Meeting in the basement of the Big Lake Municipal Liquor Store, September 3, 1941, a group of men and women living in Sherburne County came together and organized the Sherburne County Conservation Club. For the next forty-one years they met to develop and discuss plans for very necessary projects, to aid conservation in Sherburne County.
Because of drought, over-farming and several natural disasters, land in Sherburne County in the 1930s rapidly deteriorated. Zimmerman was known as the poison ivy capitol of the world. Sandstorms were so common, “there were days when Highway 10 was closed,” club member Art Nelson remembered.
An early project for the club called for tree plantings to develop wind breaks and stop the soil erosion.

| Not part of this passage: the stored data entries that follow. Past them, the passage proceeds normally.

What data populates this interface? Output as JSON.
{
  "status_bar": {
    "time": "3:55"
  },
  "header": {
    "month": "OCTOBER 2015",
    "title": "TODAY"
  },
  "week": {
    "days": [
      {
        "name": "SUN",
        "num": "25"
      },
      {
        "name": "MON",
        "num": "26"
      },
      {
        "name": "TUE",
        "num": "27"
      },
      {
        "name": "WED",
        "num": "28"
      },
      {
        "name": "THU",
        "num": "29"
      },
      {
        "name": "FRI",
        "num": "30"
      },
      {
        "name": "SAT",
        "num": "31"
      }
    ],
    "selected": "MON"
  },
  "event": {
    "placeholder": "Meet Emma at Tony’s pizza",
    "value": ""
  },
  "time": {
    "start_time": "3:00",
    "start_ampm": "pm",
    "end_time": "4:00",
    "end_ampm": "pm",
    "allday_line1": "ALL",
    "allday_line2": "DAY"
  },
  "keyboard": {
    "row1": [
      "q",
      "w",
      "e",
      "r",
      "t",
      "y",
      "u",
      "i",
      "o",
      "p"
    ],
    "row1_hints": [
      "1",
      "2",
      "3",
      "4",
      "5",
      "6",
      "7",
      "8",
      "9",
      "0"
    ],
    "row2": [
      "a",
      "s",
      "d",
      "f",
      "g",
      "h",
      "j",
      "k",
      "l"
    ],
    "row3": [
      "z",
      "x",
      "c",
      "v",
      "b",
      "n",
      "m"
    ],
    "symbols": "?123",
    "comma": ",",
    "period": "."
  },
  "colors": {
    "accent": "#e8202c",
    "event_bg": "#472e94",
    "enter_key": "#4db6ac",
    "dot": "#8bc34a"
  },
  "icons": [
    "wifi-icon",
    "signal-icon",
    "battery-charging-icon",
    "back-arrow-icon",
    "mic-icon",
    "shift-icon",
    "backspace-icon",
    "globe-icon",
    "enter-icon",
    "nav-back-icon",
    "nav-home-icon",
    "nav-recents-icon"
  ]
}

Over the years, the club estimates millions of trees were planted in Sherburne County as part of the Conservation Club program.
|Construction of a cement dam on Mud Lake, circa 1955, by|
the Sherburne County Conservation Club volunteers
Other projects in the early years included developing fish rearing ponds to raise and transplant pike into county lakes. The club also built a dam on Mud Lake, also known as Orrock Lake, to promote wild rice development. The club also experimented with Pheasant propagation and wild turkey introduction. Both of these projects appeared less than successful because of the lack of understanding on how to raise pheasants and turkeys. The wild turkeys originated from Texas. The birds apparently could not adapt to the changing weather extremes.
In the 1960s and 70s, the state and federal governments superseded the plans of the Sherburne County conservation Club. By 1974, the club ended their annual improvement projects. In 1982, the club quietly disbanded. At times their activities generated some controversy, yet, the goals of the group enhanced life in Sherburne County until a time when the government took an interest. Starting with a meeting in the basement of a liquor store, county residents identified a need and moved to improve their community. Not always successful in their efforts, their early attempts mark an important chapter in Sherburne County development and conservation.